М. Лермонтов, напротив, выводит на первый план трагизм / драматизм последних минут жизни своих героев. Довольно подробно описывается умирание русского пленного:
Но очи русского смыкает
Уж смерть, холодною рукой;
Он вздох последний испускает,
И он уж там – и кровь рекой,
Застыла в жилах охладевших;
В его руках оцепеневших
Еще кинжал блестя лежит;
В его всех чувствах онемевших
Навеки жизнь уж не горит,
Навеки радость не блестит.
Узнаем мы и о деталях предсуицидальных переживаний черкешенки:
Она уж к Тереку подходит;
Увы, зачем, зачем она
Так робко взором вкруг обводит,
Ужасной грустию полна?..
И долго на бегущи волны
Она глядит. И взор безмолвный
Блестит звездой в полночной тьме.
Она на каменной скале:
«О, русский! русский!!!» – восклицает.
Плеснули волны при луне,
Об берег брызнули оне!..
И дева с шумом исчезает.
Покров лишь белый выплывает,
Несется по глухим волнам:
Остаток грустный и печальный
Плывет, как саван погребальный,
И скрылся к каменным скалам.
В целом для романтизма характерно усиление психологического компонента при создании трагического / драматического модуса художественности. Конфликт все чаще сосредоточивается в сфере эмоций и страстей персонажей: черкешенка любит, но нелюбима, пленный русский любим, но не любит и пр. Осложняют трагическое / драматическое и типично романтические элементы: суицид по причине безответной любви (смерти любимого), образ лишнего человека, утратившего ост роту чувств среди светского общества, противопоставление искусственности этого общества природной обстановке и естественному человеку, контраст между «своей», привычной, и «чужой», экзотической (или исторически удаленной), культурой, неприятие личной и национальной несвободы («Мцыри» М. Лермонтова, «Вересковый мед» Р. Стивенсона).
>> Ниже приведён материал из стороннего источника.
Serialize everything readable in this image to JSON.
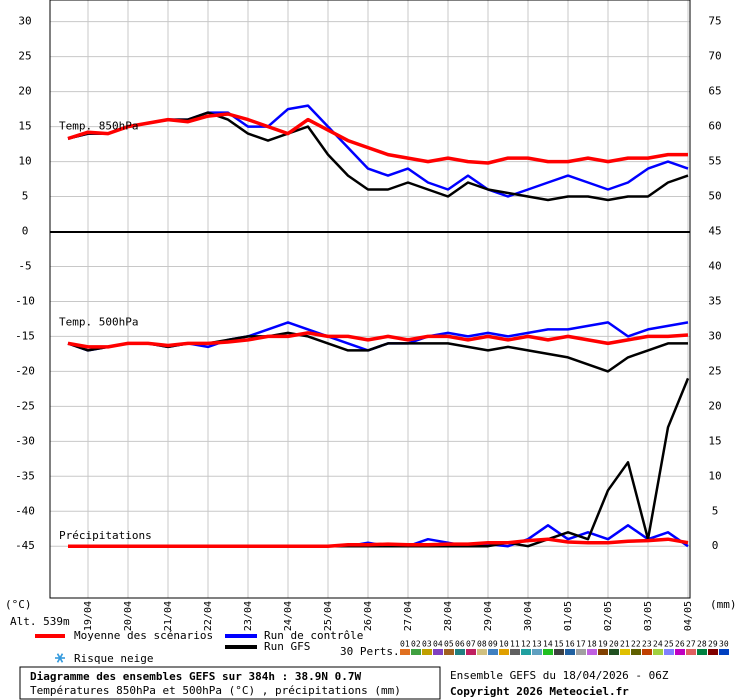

В этом контексте несколько меняется и репрезентация танатологических мотивов: активно используется повествование о них «изнутри»; совмещаются трагическое / драматическое, героическое, сентименталистское, романтическое, элегическое и пр.; становится популярной провиденциальная лирика, где трагически переживается будущая собственная гибель лирического героя («Сон» М. Лермонтова).